Tuesday, June 5, 2012

How to Pay Down Student Debt With Tax Refunds

How to Pay Down Student Debt With Tax Refunds

Whether your tax refund is a few hundred dollars or a few thousand, it can make a large dent in your student loan debt, decreasing your monthly payments and the amount you pay in interest. For this reason, using your tax refund to pay down your student loan debt can be a smart financial decision. However, the U.S. Department of Education can also seize your entire refund if you are behind on any federal student loan payments.

Instructions

Paying off Loans Not in Default

    1

    Deduct the maximum amount for your student loan interest. The IRS allows most borrowers to deduct $2,500 or the total amount you paid in student loan interest, whichever is less. Deductions allow you to decrease your tax liability, which means a bigger refund to use for repaying your student loans.

    2

    Maximize your refund. Start preparing your taxes early so you have time to locate bills and paperwork and review your taxes. Consult with a professional tax preparer to ensure you are not missing any credits or deductions. Ask the preparer about new state programs and lifestyle changes, such as having a new baby or getting married, that could affect your taxes.

    3

    Examine each of your student loans to find which has the highest interest rate, and decide to apply your refund to this loan. This will save you money in the long run, as you will pay less money in interest.

    4

    Call the loan company to confirm the amount owed.
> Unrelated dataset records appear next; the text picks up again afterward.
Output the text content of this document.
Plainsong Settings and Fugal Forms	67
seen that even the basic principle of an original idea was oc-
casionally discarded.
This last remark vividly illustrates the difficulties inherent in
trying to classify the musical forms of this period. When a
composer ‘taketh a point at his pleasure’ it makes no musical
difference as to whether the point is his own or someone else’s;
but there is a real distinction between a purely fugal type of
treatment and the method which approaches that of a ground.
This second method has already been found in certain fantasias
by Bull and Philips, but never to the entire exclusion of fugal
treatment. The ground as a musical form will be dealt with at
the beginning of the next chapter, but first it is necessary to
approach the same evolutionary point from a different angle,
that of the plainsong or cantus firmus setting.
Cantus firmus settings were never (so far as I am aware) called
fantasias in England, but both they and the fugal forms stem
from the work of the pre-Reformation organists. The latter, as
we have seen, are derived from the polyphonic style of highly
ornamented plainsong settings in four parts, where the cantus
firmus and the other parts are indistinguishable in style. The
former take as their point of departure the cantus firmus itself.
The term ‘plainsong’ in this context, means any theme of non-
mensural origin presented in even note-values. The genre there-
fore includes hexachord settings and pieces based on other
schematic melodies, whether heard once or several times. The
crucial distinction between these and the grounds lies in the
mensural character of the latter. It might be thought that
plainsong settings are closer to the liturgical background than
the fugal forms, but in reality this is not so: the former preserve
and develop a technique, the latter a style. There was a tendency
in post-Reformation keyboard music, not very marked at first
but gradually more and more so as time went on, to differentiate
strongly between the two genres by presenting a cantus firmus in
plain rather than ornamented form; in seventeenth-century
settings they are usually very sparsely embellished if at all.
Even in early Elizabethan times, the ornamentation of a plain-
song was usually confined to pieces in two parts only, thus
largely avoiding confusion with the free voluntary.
Ask the company to provide you with a "payoff amount" if you think you will be able to pay off your loan in its entirety. The entire amount you actually owe on a student loan debt is slightly more than what is on the statement, as more interest accrues each day. By getting a payoff amount, you'll know exactly how much you need to pay. Otherwise, you could have a few cents or dollars still accruing interest and late payment fees adding up while you think the debt is gone. When you get your refund, pay off the loan, or pay as much as you can on this loan.

Paying Off Loans in Default

    5

    Call the loan or collection company and attempt to work out a settlement. According to Fastweb.com and FinAid.com publisher Mark Kantrowitz, you can ask the company to reduce the either the entire amount or the unpaid interest. Know what your tax refund will be, and try to get a settlement amount close to your refund. Ask the company to send you a written notice of the settlement agreement, and review it with a lawyer before you pay.

    6

    Ask the company to waive the collection charges. If the loan has gone into default but you have settled for an amount that will be paid in one large sum when you get your tax refund, the collection company may waive the collection charges, Kantrowitz told the "New York Times." This means you will get to save more of your refund, or have less to pay above and beyond the refund. Once you have reached a settlement or a waiver of collection fees that both you and your lawyer think seems fair, pay the loan using your tax refund.

    7

    Allow the Department of Education to seize your tax refund if a settlement cannot be reached on you federal loans. If you are unable to work out a settlement following the process in Step One, you may have no choice other than to allow the Department of Education to take your tax refund. However, the government must notify you and give you a chance to make a payment arrangement before they take your tax refund. If you have a private student loan in default, the government cannot seize your tax refund, but you will likely suffer a large reduction in your credit score, and you may be sued.